I found this out in the work I did for the Bosnians at the Owen Stoltenberg negotiations in Geneva at UN headquarters there.  The great powers of the world, the European Union, its member states, and the Clinton administration and the UN tried to rob the Bosnians of their UN membership in order to wipe them out.  I stopped that from happening.  It never happened.  And Bosnia is still there today.  It is a state.  It has its UN membership.  Obviously it’s in very difficult circumstances.  I’m doing the best I can to help them out.  But if the UN and the EU and the Americans had had their way, and of course Yugoslavia, all the Bosnians would have been wiped out.  The UN membership kept them alive.  And I recommend the same must be done for the Palestinians.
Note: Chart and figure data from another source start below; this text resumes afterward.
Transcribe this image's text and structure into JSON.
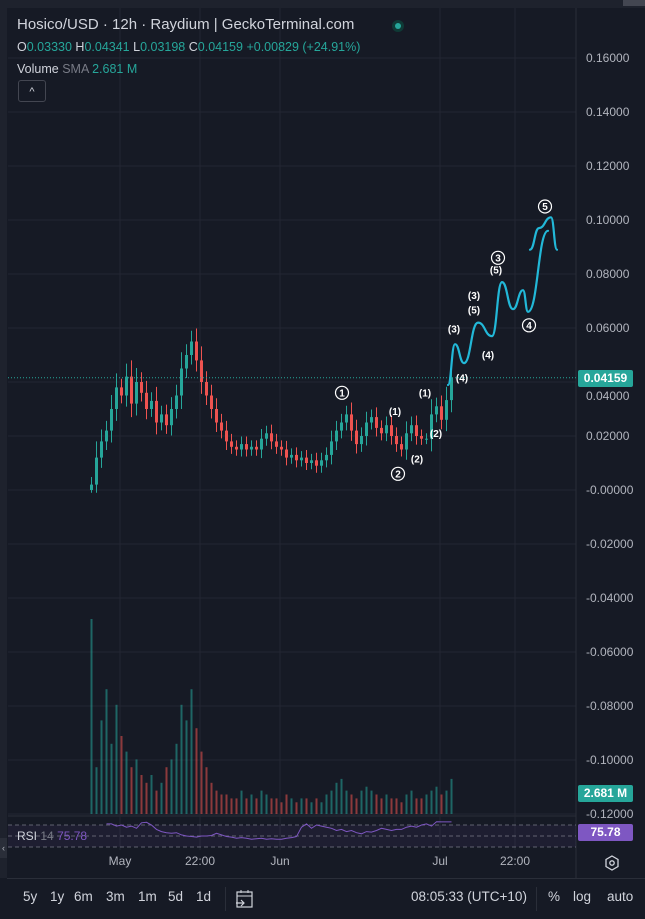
{
  "header": {
    "title": "Hosico/USD · 12h · Raydium | GeckoTerminal.com",
    "ohlc": {
      "o_label": "O",
      "o": "0.03330",
      "h_label": "H",
      "h": "0.04341",
      "l_label": "L",
      "l": "0.03198",
      "c_label": "C",
      "c": "0.04159",
      "change": "+0.00829 (+24.91%)"
    },
    "volume": {
      "label": "Volume",
      "sub": "SMA",
      "value": "2.681 M"
    },
    "toggle_icon": "chevron-up-icon"
  },
  "colors": {
    "up": "#26a69a",
    "down": "#ef5350",
    "wave": "#22b8d8",
    "rsi": "#7e57c2",
    "background": "#161a25",
    "grid": "#232632"
  },
  "price_axis": {
    "ticks": [
      "0.16000",
      "0.14000",
      "0.12000",
      "0.10000",
      "0.08000",
      "0.06000",
      "0.04000",
      "0.02000",
      "-0.00000",
      "-0.02000",
      "-0.04000",
      "-0.06000",
      "-0.08000",
      "-0.10000",
      "-0.12000"
    ],
    "tick_values": [
      0.16,
      0.14,
      0.12,
      0.1,
      0.08,
      0.06,
      0.04,
      0.02,
      0,
      -0.02,
      -0.04,
      -0.06,
      -0.08,
      -0.1,
      -0.12
    ],
    "last_price": "0.04159",
    "last_price_value": 0.04159,
    "volume_badge": "2.681 M",
    "rsi_badge": "75.78"
  },
  "time_axis": {
    "ticks": [
      {
        "label": "May",
        "index": 6
      },
      {
        "label": "22:00",
        "index": 22
      },
      {
        "label": "Jun",
        "index": 38
      },
      {
        "label": "Jul",
        "index": 70
      },
      {
        "label": "22:00",
        "index": 85
      }
    ]
  },
  "rsi": {
    "label": "RSI",
    "period": "14",
    "value": "75.78"
  },
  "chart_data": {
    "type": "candlestick",
    "interval": "12h",
    "ylim": [
      -0.12,
      0.16
    ],
    "closes": [
      0.002,
      0.012,
      0.018,
      0.022,
      0.03,
      0.038,
      0.035,
      0.042,
      0.032,
      0.04,
      0.036,
      0.03,
      0.033,
      0.025,
      0.028,
      0.024,
      0.03,
      0.035,
      0.045,
      0.05,
      0.055,
      0.048,
      0.04,
      0.035,
      0.03,
      0.025,
      0.022,
      0.018,
      0.016,
      0.015,
      0.017,
      0.015,
      0.016,
      0.015,
      0.019,
      0.021,
      0.018,
      0.016,
      0.015,
      0.012,
      0.013,
      0.011,
      0.012,
      0.01,
      0.011,
      0.009,
      0.011,
      0.013,
      0.018,
      0.022,
      0.025,
      0.028,
      0.022,
      0.017,
      0.02,
      0.025,
      0.027,
      0.023,
      0.021,
      0.024,
      0.02,
      0.017,
      0.015,
      0.021,
      0.024,
      0.02,
      0.019,
      0.019,
      0.028,
      0.031,
      0.026,
      0.0333,
      0.04159
    ],
    "volumes_m": [
      25,
      6,
      12,
      16,
      9,
      14,
      10,
      8,
      6,
      7,
      5,
      4,
      5,
      3,
      4,
      6,
      7,
      9,
      14,
      12,
      16,
      11,
      8,
      6,
      4,
      3,
      2.5,
      2.5,
      2,
      2,
      3,
      2,
      2.5,
      2,
      3,
      2.5,
      2,
      2,
      1.5,
      2.5,
      2,
      1.5,
      2,
      2,
      1.5,
      2,
      1.5,
      2.5,
      3,
      4,
      4.5,
      3,
      2.5,
      2,
      3,
      3.5,
      3,
      2.5,
      2,
      2.5,
      2,
      2,
      1.5,
      2.5,
      3,
      2,
      2,
      2.5,
      3,
      3.5,
      2.5,
      3,
      4.5
    ],
    "rsi_values": [
      null,
      null,
      null,
      72,
      72,
      68,
      70,
      66,
      68,
      64,
      74,
      75,
      70,
      62,
      58,
      56,
      55,
      56,
      52,
      50,
      49,
      48,
      50,
      50,
      51,
      55,
      52,
      49,
      48,
      46,
      47,
      46,
      44,
      45,
      46,
      44,
      45,
      44,
      44,
      46,
      47,
      49,
      66,
      72,
      64,
      70,
      68,
      66,
      64,
      60,
      62,
      58,
      60,
      56,
      54,
      58,
      57,
      60,
      64,
      62,
      60,
      62,
      62,
      66,
      68,
      66,
      70,
      72,
      68,
      76,
      75.78,
      75.78,
      75.78
    ],
    "elliott_wave_path": [
      [
        71.6,
        0.0389
      ],
      [
        73,
        0.054
      ],
      [
        74.8,
        0.047
      ],
      [
        77.6,
        0.062
      ],
      [
        80.4,
        0.057
      ],
      [
        82.4,
        0.077
      ],
      [
        84.6,
        0.067
      ],
      [
        86.6,
        0.074
      ],
      [
        87.6,
        0.066
      ],
      [
        91.6,
        0.096
      ]
    ],
    "elliott_wave_path2": [
      [
        88,
        0.089
      ],
      [
        89.8,
        0.097
      ],
      [
        92.2,
        0.101
      ],
      [
        93.4,
        0.089
      ]
    ],
    "wave_labels": [
      {
        "t": "1",
        "circled": true,
        "i": 50.4,
        "p": 0.036
      },
      {
        "t": "(1)",
        "circled": false,
        "i": 61,
        "p": 0.029
      },
      {
        "t": "2",
        "circled": true,
        "i": 61.6,
        "p": 0.006
      },
      {
        "t": "(2)",
        "circled": false,
        "i": 65.4,
        "p": 0.0115
      },
      {
        "t": "(1)",
        "circled": false,
        "i": 67,
        "p": 0.036
      },
      {
        "t": "(2)",
        "circled": false,
        "i": 69.2,
        "p": 0.021
      },
      {
        "t": "(4)",
        "circled": false,
        "i": 74.4,
        "p": 0.0415
      },
      {
        "t": "(3)",
        "circled": false,
        "i": 72.8,
        "p": 0.0596
      },
      {
        "t": "(4)",
        "circled": false,
        "i": 79.6,
        "p": 0.05
      },
      {
        "t": "(5)",
        "circled": false,
        "i": 76.8,
        "p": 0.0667
      },
      {
        "t": "(3)",
        "circled": false,
        "i": 76.8,
        "p": 0.072
      },
      {
        "t": "(5)",
        "circled": false,
        "i": 81.2,
        "p": 0.0815
      },
      {
        "t": "3",
        "circled": true,
        "i": 81.6,
        "p": 0.086
      },
      {
        "t": "4",
        "circled": true,
        "i": 87.8,
        "p": 0.061
      },
      {
        "t": "5",
        "circled": true,
        "i": 91,
        "p": 0.105
      }
    ]
  },
  "bottom_bar": {
    "ranges": [
      "5y",
      "1y",
      "6m",
      "3m",
      "1m",
      "5d",
      "1d"
    ],
    "goto_icon": "calendar-goto-icon",
    "clock": "08:05:33 (UTC+10)",
    "percent": "%",
    "log": "log",
    "auto": "auto"
  }
}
Dennis Bernstein: We are just about out of time, but I have to ask you this question.  Iran now is vowing revenge against the Israeli attack on its Consulate building in Syria, in Damascus.  Could you–what is the right, do these states have the right under international law, do the Palestinians have the right under international law to resist to strike back?  What’s the deal there?  Where does the law come in there?  The law of the world? 

Francis Boyle: All right.  Well, that’s got you’ve asked me to two questions there, Dennis.  First, on the attack on the Consulate.  I don’t know, you know, that was clearly illegal and violated the UN Charter, the territorial sovereignty of Syria.  It violated the Vienna Convention on Diplomatic Relations, the Vienna Convention on Consular Relations, and probably the UN New York Convention protecting diplomats.

The general press has reported that this is attacking Iranian soil, that is incorrect legally, and I’m not trying to justify what Israel did, but a state does not have sovereignty over its embassy complex.  This remained Syrian territory, not Iranian territory, but that territorial compound is supposed to have absolute immunity.  That’s what it means.

As for the Palestinians, and also, I would say, Hezbollah as well, you know, as you know, everyone’s saying they’re a terrorist organization, and this terrorist organization, and that.  Well, that isn’t the case.  Under international humanitarian law, and in particular, additional protocol one to the four Geneva Conventions of 1949, to which I think over 170 states are party to, Israel and the United States are not, but the definition of a national liberation organization is as follows: “Armed conflicts in which peoples are fighting against colonial domination and alien occupation and against racist regimes in the exercise of their right of self-determination.”  Well, that’s both Hamas and that is Hezbollah.

And under the UN General Assembly resolutions, national liberation movements like Hamas, like Hezbollah, have a right to seek and receive military support from other states in support of their national liberation activities.  So again, this is completely misrepresented, not surprisingly, by the mainstream news media here in the United States.  I’m not here to justify any attacks upon innocent civilians, but the categories of these two organizations as terrorists is not supported by international law, not supported by international humanitarian law.

Dennis Bernstein:  All right, we’re going to have to leave it right there.  Really, thank you again, Professor Francis Boyle, always generous with your time and the information and your experience is absolutely invaluable.   And we appreciate you.